Almeno in via temporanea.

In una narrazione dove sia palese una ambientazione ulteriore, un qualcosa che difficilmente possa essere concepito, se non in meta scienze o racconti di fantascienza, è la protagonista a riportare la sensibilità dello spettatore su un piano di “normalità”, introducendo un aspetto, banale, che spesso si è portati a non considerare: il tempo.

Ponendo l’attenzione sulla rilevanza del suo inesorabile e immutabile incedere, si è proiettati verso una realtà palese, verso un mondo concreto che non si discosti da quello effettivo; di colpo ci si accorge che i bruschi conflitti a fuoco, le repentine corse in macchina, le violenze reiterate e la cornice musicale pesante che accompagnino questo exploit non siano che un contorno, un insieme di elementi che provino a distogliere, ma che invece catalizzino l’attenzione sul centro di tutto il film: il raggiungimento del completo controllo di tutte le facoltà intellettive potenzialmente (non ci è dato saperlo) raggiungibili da un individuo.

Questo pone non pochi interrogativi etici e morali, proprio perché l’etica e la morale sono due strumenti di conoscenza potenti, ma la mente umana difficilmente è pronta a convivere con una conoscenza che scaturisca da un potere infinito, generandone uno altrettanto sconfinato.

L’immensità di un potere è il parametro della sua estrema pericolosità: questo è un ragionamento ragionevole.

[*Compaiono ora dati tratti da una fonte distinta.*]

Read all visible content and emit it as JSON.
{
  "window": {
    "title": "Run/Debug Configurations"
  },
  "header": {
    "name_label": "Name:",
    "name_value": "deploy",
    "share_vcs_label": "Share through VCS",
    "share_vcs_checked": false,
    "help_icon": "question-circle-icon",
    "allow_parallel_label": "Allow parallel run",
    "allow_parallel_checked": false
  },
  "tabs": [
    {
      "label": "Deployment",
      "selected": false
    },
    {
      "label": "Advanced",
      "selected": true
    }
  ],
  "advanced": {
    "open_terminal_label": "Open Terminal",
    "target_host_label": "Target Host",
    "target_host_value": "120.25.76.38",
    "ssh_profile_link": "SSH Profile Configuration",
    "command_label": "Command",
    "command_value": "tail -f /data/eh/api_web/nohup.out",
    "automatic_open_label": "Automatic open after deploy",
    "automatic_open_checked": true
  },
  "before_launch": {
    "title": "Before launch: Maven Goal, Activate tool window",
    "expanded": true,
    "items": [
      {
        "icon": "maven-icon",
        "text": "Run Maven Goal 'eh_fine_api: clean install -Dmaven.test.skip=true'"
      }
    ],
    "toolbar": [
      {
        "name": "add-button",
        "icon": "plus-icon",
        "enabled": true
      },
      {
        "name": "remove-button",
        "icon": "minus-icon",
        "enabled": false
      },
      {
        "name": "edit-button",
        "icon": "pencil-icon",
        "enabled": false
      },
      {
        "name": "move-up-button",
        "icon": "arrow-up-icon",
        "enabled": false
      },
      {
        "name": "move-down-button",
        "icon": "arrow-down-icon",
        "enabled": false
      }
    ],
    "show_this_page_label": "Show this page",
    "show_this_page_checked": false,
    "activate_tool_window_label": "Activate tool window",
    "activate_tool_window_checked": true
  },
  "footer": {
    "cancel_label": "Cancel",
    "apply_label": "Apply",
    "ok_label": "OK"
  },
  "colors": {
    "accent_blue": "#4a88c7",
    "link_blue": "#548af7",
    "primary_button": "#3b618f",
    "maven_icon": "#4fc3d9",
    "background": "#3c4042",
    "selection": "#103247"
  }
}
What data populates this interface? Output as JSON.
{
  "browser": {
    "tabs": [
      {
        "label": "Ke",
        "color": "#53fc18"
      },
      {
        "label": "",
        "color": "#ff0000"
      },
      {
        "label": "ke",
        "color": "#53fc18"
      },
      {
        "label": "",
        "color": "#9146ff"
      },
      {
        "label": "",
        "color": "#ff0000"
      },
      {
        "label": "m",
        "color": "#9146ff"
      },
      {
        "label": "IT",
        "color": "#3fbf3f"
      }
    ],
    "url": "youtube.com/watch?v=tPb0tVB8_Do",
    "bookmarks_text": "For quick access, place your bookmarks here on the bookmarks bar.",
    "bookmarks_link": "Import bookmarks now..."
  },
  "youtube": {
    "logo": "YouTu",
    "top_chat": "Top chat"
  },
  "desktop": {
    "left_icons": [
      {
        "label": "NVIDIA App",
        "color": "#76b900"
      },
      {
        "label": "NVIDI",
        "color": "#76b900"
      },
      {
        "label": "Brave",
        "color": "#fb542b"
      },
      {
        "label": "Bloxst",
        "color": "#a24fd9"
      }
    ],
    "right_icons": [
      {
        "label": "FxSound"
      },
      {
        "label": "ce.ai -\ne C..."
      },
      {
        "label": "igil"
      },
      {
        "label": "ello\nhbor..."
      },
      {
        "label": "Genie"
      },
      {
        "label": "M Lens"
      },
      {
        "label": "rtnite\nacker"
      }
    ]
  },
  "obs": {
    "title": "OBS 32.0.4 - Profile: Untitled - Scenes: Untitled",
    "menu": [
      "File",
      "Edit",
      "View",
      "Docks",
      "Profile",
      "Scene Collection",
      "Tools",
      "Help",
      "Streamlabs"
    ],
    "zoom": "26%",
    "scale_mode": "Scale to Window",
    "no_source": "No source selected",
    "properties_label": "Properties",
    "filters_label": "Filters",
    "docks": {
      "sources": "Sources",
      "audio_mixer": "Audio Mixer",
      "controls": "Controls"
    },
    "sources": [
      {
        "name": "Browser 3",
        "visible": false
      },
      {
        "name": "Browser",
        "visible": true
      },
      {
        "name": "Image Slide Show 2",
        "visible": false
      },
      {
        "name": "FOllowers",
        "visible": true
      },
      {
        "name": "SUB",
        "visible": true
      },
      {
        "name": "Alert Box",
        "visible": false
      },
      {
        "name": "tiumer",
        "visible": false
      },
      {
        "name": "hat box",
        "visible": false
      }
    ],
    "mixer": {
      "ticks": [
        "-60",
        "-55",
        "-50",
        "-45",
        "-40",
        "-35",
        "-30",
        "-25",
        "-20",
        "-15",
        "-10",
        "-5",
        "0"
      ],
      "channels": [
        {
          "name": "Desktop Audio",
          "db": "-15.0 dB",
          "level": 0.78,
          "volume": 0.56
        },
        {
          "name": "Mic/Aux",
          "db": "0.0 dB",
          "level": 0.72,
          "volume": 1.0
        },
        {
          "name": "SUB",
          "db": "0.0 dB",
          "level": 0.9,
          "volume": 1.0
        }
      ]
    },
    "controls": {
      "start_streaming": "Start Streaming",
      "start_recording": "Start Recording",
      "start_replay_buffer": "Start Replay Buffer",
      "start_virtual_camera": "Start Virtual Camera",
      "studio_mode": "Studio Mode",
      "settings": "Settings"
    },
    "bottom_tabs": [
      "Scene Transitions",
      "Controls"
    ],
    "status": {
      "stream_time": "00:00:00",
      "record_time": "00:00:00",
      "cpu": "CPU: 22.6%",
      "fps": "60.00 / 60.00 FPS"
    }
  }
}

Ha guidato l’umanità a delimitare, circoscrivere e stigmatizzare spesso e volentieri ogni forma di potere troppo grande da essere controllato. Ma questo è un pensiero legato alle tenebre dell’ignoranza, mentre l’eroina si propone di dare la sua risposta, disinteressata, suprema e votata al bene, ai timori legati alla gestione di un potere senza fine, illuminando, proprio di saggezza, i dubbi più cupi della natura umana: “l’ignoranza porta il caos, non la conoscenza”.

Il caos ha generato l’ordine, l’ordine non esisterebbe senza caos, la conoscenza è la condizione attraverso la quale l’ordine viene mantenuto. Diffusione della conoscenza vuol dire diffusione di ordine: allo stato attuale delle cose, probabilmente, questa circolazione del sapere non c’è stata, altrimenti il grande Besson non avrebbe avuto lo spunto per dimostrare quanto l’essere umano sia avvezzo a seguire solo uno dei due termini del paradigma paradossale creato dai due opposti.